Pourquoi l'Égypte refuse de gouverner Gaza 

Pourquoi l'Égypte refuse de gouverner Gaza 
  • L'Égypte a fermement rejeté la proposition faite le mois dernier par le chef de l'opposition israélienne, Yair Lapid, qui avait suggéré que l'Égypte prenne le contrôle de l'administration de la bande de Gaza pendant 15 ans
  • Cette réponse de rejet ne constitue pas une simple position politique, mais une confirmation de la position de longue date de l’Égypte sur la question palestinienne

L'Égypte a fermement rejeté la proposition faite le mois dernier par le chef de l'opposition israélienne, Yair Lapid, qui avait suggéré que l'Égypte prenne le contrôle de l'administration de la bande de Gaza pendant 15 ans.
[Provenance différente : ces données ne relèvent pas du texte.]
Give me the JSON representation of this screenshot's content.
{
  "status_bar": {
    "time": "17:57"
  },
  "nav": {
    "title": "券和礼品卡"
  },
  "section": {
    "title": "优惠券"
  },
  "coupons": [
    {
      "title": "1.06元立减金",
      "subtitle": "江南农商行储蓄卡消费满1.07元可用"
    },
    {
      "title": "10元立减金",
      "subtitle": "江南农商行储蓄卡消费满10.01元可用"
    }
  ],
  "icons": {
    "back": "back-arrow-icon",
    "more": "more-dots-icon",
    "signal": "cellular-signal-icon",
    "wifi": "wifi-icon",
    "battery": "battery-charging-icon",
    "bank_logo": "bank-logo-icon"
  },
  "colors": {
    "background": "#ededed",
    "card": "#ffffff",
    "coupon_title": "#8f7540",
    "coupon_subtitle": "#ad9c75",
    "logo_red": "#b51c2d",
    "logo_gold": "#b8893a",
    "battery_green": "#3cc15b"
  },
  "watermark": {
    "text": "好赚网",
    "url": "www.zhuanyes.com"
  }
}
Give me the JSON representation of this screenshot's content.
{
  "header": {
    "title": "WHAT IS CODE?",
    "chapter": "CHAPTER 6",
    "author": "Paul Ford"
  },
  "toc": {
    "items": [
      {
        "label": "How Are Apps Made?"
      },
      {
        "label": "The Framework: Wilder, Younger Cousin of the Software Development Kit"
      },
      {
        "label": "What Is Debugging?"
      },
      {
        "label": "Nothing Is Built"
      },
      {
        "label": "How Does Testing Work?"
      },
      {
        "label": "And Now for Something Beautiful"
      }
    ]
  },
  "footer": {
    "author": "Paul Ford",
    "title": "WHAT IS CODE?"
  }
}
En échange de cela, sa dette extérieure serait annulée. Cependant, la réponse égyptienne a été claire et décisive. Le ministère des Affaires étrangères a averti que de telles propositions constituaient une « tentative de contournement de la position de l'Égypte et du monde arabe », soulignant la nécessité pour Israël de se retirer des territoires palestiniens occupés et de permettre la création d'un État palestinien indépendant.

Cette réponse de rejet ne constitue pas une simple position politique, mais une confirmation de la position de longue date de l’Égypte sur la question palestinienne. L'Égypte s'est constamment opposée à toute proposition qui renforce l'occupation ou sape la cause palestinienne. Historiquement, elle a refusé de participer aux forces internationales au sein de Gaza, démontrant ainsi sa position ferme contre toute implication en matière de sécurité ou de responsabilités administratives dans l'enclave.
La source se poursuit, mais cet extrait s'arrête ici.